Die persönliche Anpassung ermöglichte es zudem, Fehler zu erkennen und im Anschluss automatisiert zu korrigieren, was Themensprünge und Zwischenschritte in der Notebook-Arbeit deutlich vereinfachte. Die Vorteile einer eigenen Codevervollständigungslösung gehen über die reine Funktionalität hinaus. Der wichtigste ist wohl die vollständige Kontrolle. Ein lokal gehostetes Modell unterliegt keiner externen Abhängigkeit von APIs, Internetverbindung oder Abo-Variabilitäten. Auch Sicherheitsaspekte spielen eine Rolle, da sensibler Code das System nie verlässt.
Zudem ist das Modell ressourcenschonend: Die eingesetzte Base ist vergleichsweise klein und benötigt wenig RAM und Batteriestrom – eine Kombination, die besonders für Entwickler mit mobilen Setups interessant ist. Nicht zuletzt bietet eine eigene Lösung die Chance einer kontinuierlichen Verbesserung.
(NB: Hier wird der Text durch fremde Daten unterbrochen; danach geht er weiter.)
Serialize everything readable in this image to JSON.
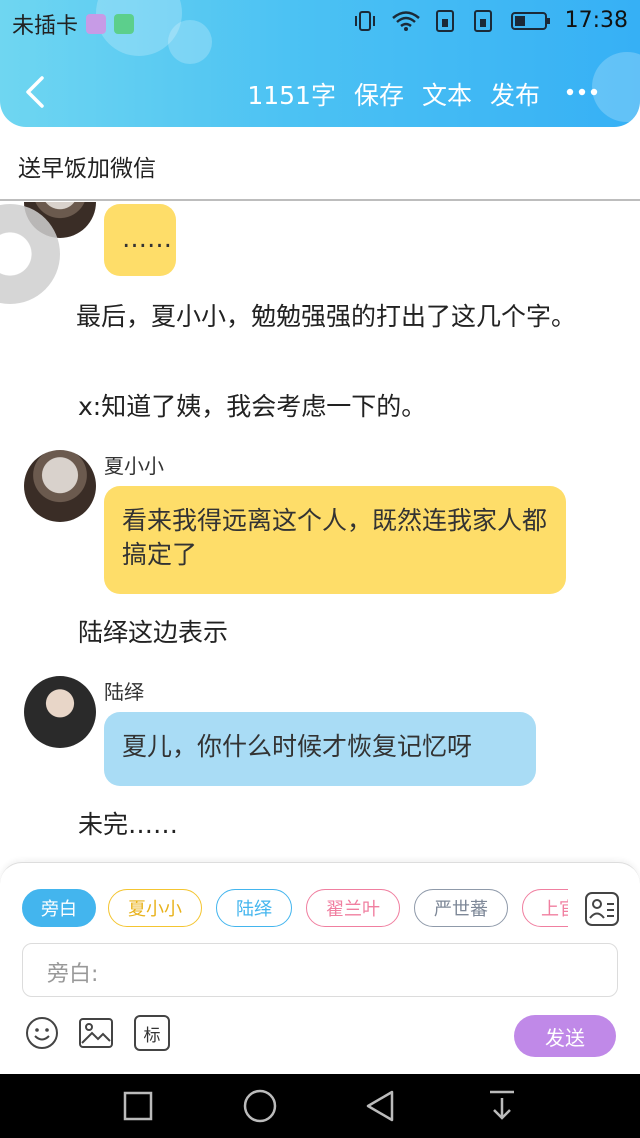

Anders als bei statischen Cloud-Lösungen kann das Modell regelmäßig mit neuen eigenen Daten gefüttert und feinjustiert werden, sodass es sich laufend an veränderte Programmierstile oder neue Anforderungen anpasst. Der gesamte Prozess zeigt, wie Menschen mit technischen Mitteln und einem tiefen Verständnis ihrer eigenen Arbeitsweise Möglichkeiten schaffen können, KI passgenau und persönlich einzusetzen. Inspiration und Leitfaden hierfür lieferten diverse Open-Source-Projekte und Blogs, die das Nachbauen von Code-Assistenten vereinfachen.